I’m not a horse, and you’re not a millipede, says Bea. If you are what you play, you’re bound to get punished for it, that might as well be a law. And you can never escape the law, even if you move to Prague. Or to a camp, I say. Yes, because Tur moves with you, says Bea. He also left our village and went off to Prague to study. At first he wanted to become a missionary but ended up switching to business instead. You know, the laws of the small village, and even the laws of Prague, are strict, says Bea. That’s why you can’t escape them, because they were made by strict people.

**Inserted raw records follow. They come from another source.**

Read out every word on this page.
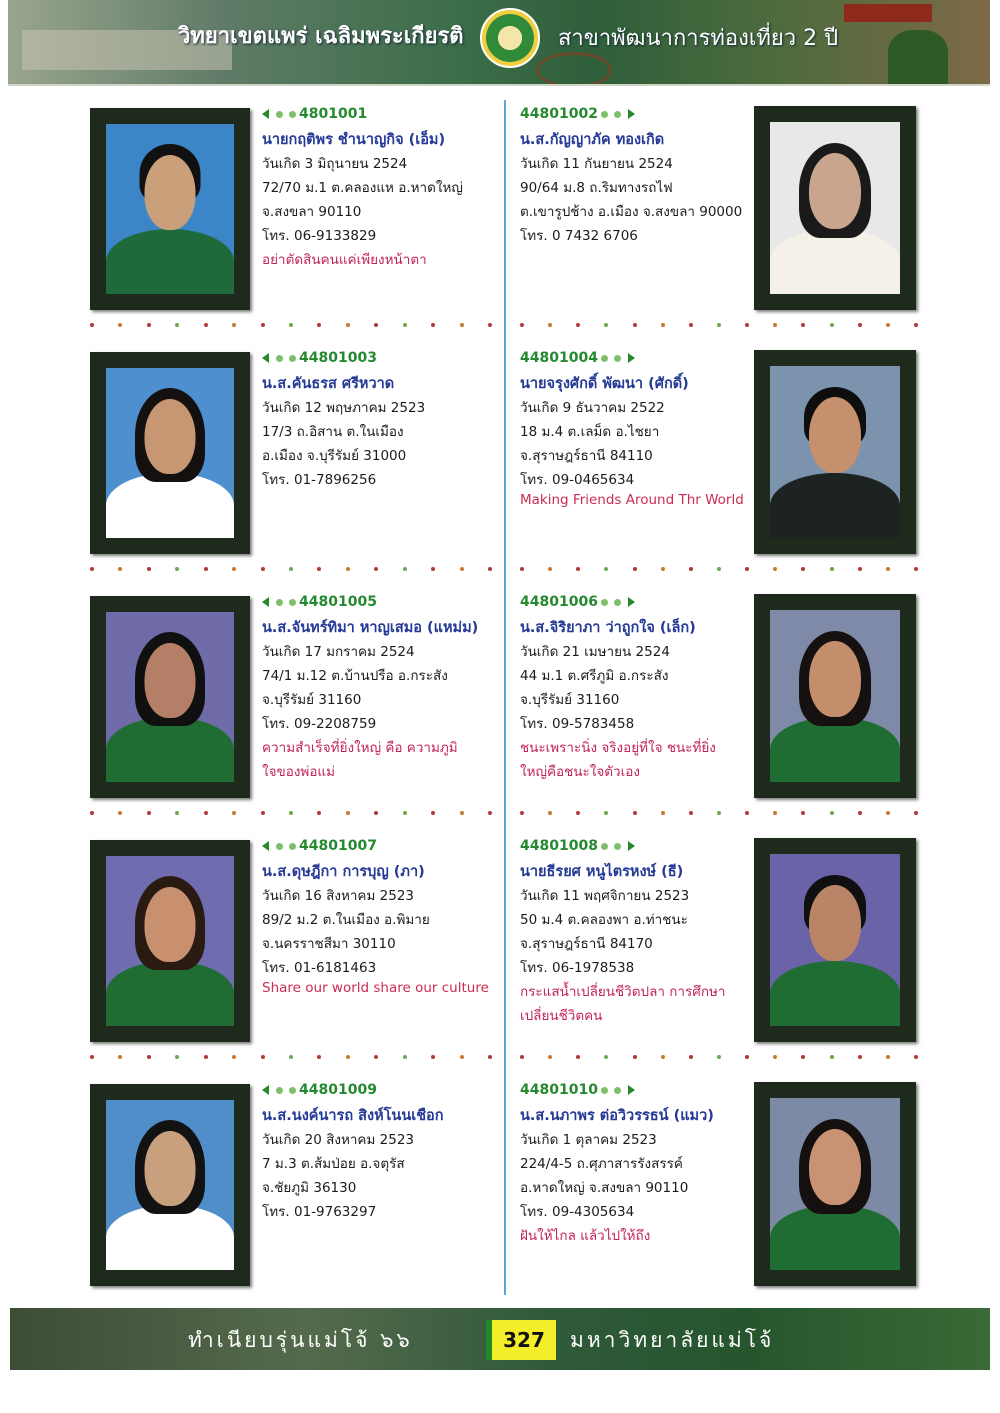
วิทยาเขตแพร่ เฉลิมพระเกียรติ	สาขาพัฒนาการท่องเที่ยว 2 ปี
4801001
นายกฤติพร ชำนาญกิจ (เอ็ม)
วันเกิด 3 มิถุนายน 2524
72/70 ม.1 ต.คลองแห อ.หาดใหญ่
จ.สงขลา 90110
โทร. 06-9133829
อย่าตัดสินคนแค่เพียงหน้าตา
44801002
น.ส.กัญญาภัค ทองเกิด
วันเกิด 11 กันยายน 2524
90/64 ม.8 ถ.ริมทางรถไฟ
ต.เขารูปช้าง อ.เมือง จ.สงขลา 90000
โทร. 0 7432 6706
44801003
น.ส.คันธรส ศรีหวาด
วันเกิด 12 พฤษภาคม 2523
17/3 ถ.อิสาน ต.ในเมือง
อ.เมือง จ.บุรีรัมย์ 31000
โทร. 01-7896256
44801004
นายจรุงศักดิ์ พัฒนา (ศักดิ์)
วันเกิด 9 ธันวาคม 2522
18 ม.4 ต.เลม็ด อ.ไชยา
จ.สุราษฎร์ธานี 84110
โทร. 09-0465634
Making Friends Around Thr World
44801005
น.ส.จันทร์ทิมา หาญเสมอ (แหม่ม)
วันเกิด 17 มกราคม 2524
74/1 ม.12 ต.บ้านปรือ อ.กระสัง
จ.บุรีรัมย์ 31160
โทร. 09-2208759
ความสำเร็จที่ยิ่งใหญ่ คือ ความภูมิ
ใจของพ่อแม่
44801006
น.ส.จิริยาภา ว่าถูกใจ (เล็ก)
วันเกิด 21 เมษายน 2524
44 ม.1 ต.ศรีภูมิ อ.กระสัง
จ.บุรีรัมย์ 31160
โทร. 09-5783458
ชนะเพราะนิ่ง จริงอยู่ที่ใจ ชนะที่ยิ่ง
ใหญ่คือชนะใจตัวเอง
44801007
น.ส.ดุษฎีกา การบุญ (ภา)
วันเกิด 16 สิงหาคม 2523
89/2 ม.2 ต.ในเมือง อ.พิมาย
จ.นครราชสีมา 30110
โทร. 01-6181463
Share our world share our culture
44801008
นายธีรยศ หนูไตรหงษ์ (ธี)
วันเกิด 11 พฤศจิกายน 2523
50 ม.4 ต.คลองพา อ.ท่าชนะ
จ.สุราษฎร์ธานี 84170
โทร. 06-1978538
กระแสน้ำเปลี่ยนชีวิตปลา การศึกษา
เปลี่ยนชีวิตคน
44801009
น.ส.นงค์นารถ สิงห์โนนเชือก
วันเกิด 20 สิงหาคม 2523
7 ม.3 ต.ส้มป่อย อ.จตุรัส
จ.ชัยภูมิ 36130
โทร. 01-9763297
44801010
น.ส.นภาพร ต่อวิวรรธน์ (แมว)
วันเกิด 1 ตุลาคม 2523
224/4-5 ถ.ศุภาสารรังสรรค์
อ.หาดใหญ่ จ.สงขลา 90110
โทร. 09-4305634
ฝันให้ไกล แล้วไปให้ถึง
ทำเนียบรุ่นแม่โจ้ ๖๖	327	มหาวิทยาลัยแม่โจ้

Once again Bea lets her eyes slide into a sidelong glance and she says:

I love people who are strict.

At least one of them, I think, but I have to hold my tongue, because she lives off this strictness, and her strict person has given her this job in the clothes room, which is a lot nicer than what he’s assigned to me. She complains about Tur Prikulitsch, she wants to live like him but still be one of us. When she talks fast she sometimes comes close to denying the difference between us and her. But at the last moment she slips back into her safe place. Maybe it’s her sense of safety that causes her eyes to drift. It’s possible that she’s always thinking about her privileged position when she talks with me. And that she talks so much because in addition to her strict person, she wants to have a little freedom—freedom he doesn’t know about. Or maybe she’s coaxing me out of my reserve, maybe she confides everything we talk about to him.